L’Amour existe, 1960

The sound of a rattling, mechanical alarm bell seemingly ushers a silent wave of anonymous, early morning commuters heading towards metropolitan Paris at the crack of dawn as they follow the ritualistic procession of informal queues leading to the subway station, pack into crowded, unconditioned trains, transfer through a coordinated maze of mass transportation, traverse rain soaked sidewalks and intersections, and navigate through high-traffic streets. The chaotic montage culminates in a dizzying shot of the dispiriting visual monotony of the impersonal cityscape from the window of a passing commuter train. From the upstairs terrace window of an unidentified home, an off-screen narrator (Jean-Loup Reynold) witnesses the fleeting sight a passing train and begins to recount the familiar (and haunted) images of his youth in the suburban town of Courbevoie. Once laid to ruins in the aftermath of war, a new and insidiously consuming operation – the imperative of urban assimilation – now devastates the architectural, social, and cultural landscape of the working-class region as old buildings are demolished to make room for new, high population density residential construction and popular sources of low-cost communal entertainment, such as matinees at the local cinema, become increasingly nonexistent, statistically relocating to the hypersaturated venues of Paris. However, it is not only structures, but also people who are increasingly displaced by rapid industrial expansion, as humanity becomes valued through levels of productivity, and the elderly are relegated to the role of inutile pensioners searching for inclusion and purpose in the new modern society (in a wry shot of a group of elderly citizens passing idle time by sitting on a park statue that ironically celebrates their role as nurturers of the younger generation). Meanwhile, an idyllic shot of a wooded park that continues to be deforested for high profit, real estate speculation is contrasted against the subhuman conditions of migrant worker “apartments” in a nearby shantytown (juxtaposed against of an advertising banner that boasts of all rentals as including all modern conveniences) as residents evacuate in the wake of a rapidly spreading fire. Inevitably, the figurative tale of two cities emerges, as the image of postwar Paris becomes a complex portrait of ambitious policy and human disaffection.

Maurice Pialat creates an acerbic and unsentimental, yet hauntingly poetic and profoundly engaging exposition on urbanization, alienation, reconstruction and cultural transformation in L’Amour existe. Using parallel imagery of large-scale industrial and (often empty) public spaces, Pialat intrinsically correlates the alienating and demoralizing toll of rapid modernization: the uniform tracts of suburban houses that represent an illusory, yet attainable working-class measure of success; the shot of a passenger train traversing the horizon against a foregrounding image of a derelict railway car that has been transformed into a squatter’s hovel; the compromised structural integrity of pre-fabricated materials used for large-scale urban residential construction that is repeated in the image of the primitive, tinderbox construction of crude shantytowns near Paris (with the dream of a better life figuratively disintegrating in flames); the enumeration of statistical data that reflects a nationwide pattern of declining recreation and education that corresponds to the rise in abstract measures of productivity and trends toward metropolitan centralization.
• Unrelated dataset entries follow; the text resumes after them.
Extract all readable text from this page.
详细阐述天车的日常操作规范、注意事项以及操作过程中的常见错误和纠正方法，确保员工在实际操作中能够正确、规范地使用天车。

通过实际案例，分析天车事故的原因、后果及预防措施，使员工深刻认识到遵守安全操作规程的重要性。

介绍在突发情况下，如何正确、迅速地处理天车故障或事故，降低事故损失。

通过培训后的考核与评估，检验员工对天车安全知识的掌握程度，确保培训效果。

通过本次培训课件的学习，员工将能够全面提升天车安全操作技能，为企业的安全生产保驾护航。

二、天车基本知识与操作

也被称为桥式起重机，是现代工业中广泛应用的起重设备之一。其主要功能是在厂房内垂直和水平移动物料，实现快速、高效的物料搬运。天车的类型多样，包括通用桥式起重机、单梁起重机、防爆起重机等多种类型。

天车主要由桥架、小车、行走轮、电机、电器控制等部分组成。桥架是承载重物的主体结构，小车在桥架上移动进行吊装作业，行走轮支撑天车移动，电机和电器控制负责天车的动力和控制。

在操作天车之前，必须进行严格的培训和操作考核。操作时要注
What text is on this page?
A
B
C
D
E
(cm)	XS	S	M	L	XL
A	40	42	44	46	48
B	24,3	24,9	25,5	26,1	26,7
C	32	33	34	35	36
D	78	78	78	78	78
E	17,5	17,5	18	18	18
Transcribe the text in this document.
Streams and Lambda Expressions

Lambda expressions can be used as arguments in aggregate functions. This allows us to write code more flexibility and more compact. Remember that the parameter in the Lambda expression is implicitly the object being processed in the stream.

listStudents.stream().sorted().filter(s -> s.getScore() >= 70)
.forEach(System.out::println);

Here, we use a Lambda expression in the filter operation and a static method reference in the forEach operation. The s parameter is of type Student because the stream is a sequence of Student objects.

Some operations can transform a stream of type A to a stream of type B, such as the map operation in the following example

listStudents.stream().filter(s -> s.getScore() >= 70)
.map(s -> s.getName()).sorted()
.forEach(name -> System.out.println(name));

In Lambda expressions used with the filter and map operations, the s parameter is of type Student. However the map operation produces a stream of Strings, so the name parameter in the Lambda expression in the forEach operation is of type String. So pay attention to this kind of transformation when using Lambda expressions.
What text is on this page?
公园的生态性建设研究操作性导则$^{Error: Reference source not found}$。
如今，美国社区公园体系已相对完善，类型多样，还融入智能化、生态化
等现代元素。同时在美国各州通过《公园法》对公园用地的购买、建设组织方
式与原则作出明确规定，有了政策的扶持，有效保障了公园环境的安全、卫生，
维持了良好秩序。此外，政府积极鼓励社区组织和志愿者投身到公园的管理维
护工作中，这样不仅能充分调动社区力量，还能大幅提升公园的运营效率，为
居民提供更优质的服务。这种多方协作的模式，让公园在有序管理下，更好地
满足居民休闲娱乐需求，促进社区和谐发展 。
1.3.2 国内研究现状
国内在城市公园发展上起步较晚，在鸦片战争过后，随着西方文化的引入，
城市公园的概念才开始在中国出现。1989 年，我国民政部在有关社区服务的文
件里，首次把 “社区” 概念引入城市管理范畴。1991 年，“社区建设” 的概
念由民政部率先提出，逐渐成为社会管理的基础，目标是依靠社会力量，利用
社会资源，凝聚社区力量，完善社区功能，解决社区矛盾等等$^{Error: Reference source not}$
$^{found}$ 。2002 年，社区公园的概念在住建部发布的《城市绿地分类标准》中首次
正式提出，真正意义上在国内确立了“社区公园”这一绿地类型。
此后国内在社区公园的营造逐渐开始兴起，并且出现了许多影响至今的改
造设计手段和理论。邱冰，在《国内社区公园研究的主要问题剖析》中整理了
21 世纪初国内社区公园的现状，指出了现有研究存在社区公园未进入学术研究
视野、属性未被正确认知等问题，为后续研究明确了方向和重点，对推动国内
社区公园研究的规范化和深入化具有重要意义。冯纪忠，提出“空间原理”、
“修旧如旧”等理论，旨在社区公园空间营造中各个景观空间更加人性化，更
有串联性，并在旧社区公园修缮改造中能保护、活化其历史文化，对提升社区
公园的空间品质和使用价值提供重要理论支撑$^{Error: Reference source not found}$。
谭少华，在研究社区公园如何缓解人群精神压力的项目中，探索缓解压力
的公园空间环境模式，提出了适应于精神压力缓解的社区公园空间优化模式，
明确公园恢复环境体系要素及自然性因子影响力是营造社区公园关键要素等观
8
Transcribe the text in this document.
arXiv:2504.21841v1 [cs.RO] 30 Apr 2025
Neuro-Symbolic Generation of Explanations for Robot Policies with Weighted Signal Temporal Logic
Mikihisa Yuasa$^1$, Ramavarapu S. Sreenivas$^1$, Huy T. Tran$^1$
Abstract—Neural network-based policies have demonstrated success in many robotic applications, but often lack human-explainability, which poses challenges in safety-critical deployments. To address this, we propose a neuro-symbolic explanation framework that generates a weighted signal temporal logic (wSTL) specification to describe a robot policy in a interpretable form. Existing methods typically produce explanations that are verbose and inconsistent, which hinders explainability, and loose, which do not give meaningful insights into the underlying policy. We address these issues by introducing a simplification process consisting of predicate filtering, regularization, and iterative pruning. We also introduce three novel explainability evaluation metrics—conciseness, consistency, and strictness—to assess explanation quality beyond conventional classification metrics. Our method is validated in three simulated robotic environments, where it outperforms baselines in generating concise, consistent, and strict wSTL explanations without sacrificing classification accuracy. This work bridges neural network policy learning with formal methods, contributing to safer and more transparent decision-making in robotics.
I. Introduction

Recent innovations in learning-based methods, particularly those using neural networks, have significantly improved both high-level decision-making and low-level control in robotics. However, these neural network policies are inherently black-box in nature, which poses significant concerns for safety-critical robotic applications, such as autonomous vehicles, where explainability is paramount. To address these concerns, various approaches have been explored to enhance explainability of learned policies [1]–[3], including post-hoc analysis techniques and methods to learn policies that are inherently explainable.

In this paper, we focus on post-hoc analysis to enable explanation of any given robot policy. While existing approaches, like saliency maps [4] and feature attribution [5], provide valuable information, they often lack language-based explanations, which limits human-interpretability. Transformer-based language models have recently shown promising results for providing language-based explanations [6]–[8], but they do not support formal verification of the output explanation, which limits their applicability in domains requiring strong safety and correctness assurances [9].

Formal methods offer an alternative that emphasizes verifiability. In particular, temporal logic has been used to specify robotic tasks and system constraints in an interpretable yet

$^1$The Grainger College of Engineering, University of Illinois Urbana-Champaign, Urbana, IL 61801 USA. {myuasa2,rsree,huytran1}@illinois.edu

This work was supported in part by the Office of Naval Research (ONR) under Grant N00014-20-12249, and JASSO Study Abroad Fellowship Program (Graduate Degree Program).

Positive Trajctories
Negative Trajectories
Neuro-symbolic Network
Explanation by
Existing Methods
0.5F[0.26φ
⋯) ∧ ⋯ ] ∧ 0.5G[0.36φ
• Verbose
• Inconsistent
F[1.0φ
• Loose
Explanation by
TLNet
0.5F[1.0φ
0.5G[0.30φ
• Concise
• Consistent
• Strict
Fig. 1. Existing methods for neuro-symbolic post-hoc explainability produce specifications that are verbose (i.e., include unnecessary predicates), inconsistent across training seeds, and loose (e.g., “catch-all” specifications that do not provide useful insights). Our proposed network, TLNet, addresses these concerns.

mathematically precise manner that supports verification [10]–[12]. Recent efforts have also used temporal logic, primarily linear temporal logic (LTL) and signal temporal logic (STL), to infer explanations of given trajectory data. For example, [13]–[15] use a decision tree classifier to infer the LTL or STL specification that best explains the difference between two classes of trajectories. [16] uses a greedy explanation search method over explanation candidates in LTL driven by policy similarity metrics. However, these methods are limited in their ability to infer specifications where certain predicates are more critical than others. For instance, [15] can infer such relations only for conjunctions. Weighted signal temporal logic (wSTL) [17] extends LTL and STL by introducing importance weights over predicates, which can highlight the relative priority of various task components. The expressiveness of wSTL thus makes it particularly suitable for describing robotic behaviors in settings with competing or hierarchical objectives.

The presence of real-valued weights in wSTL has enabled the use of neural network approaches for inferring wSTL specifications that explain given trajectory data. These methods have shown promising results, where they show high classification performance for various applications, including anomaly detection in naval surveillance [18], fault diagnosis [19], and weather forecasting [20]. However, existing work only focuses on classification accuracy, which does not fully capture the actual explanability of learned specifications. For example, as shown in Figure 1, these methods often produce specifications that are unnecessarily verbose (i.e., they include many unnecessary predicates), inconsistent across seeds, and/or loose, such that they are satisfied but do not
Furthermore, note an earlier image of automated dredging equipment that cuts to a (reverse direction) traveling shot of row seating at an empty cinema that visually suggests the inverse relationship between industrial production and leisure activity: a similar idea that is later reinforced in the tongue-in-cheek juxtaposition of artificially hurried, rushing commuters against an anonymous woman’s tranquil swim in an empty pool. It is this recurring theme of impersonal institutionalization and conformity that invariably propels the thoughtful and elegiac tone of the film: the cultural trauma of depopulation, marginalization, and loss of identity in the face of delusive prosperity, socially regressive national policy, and dehumanized progress.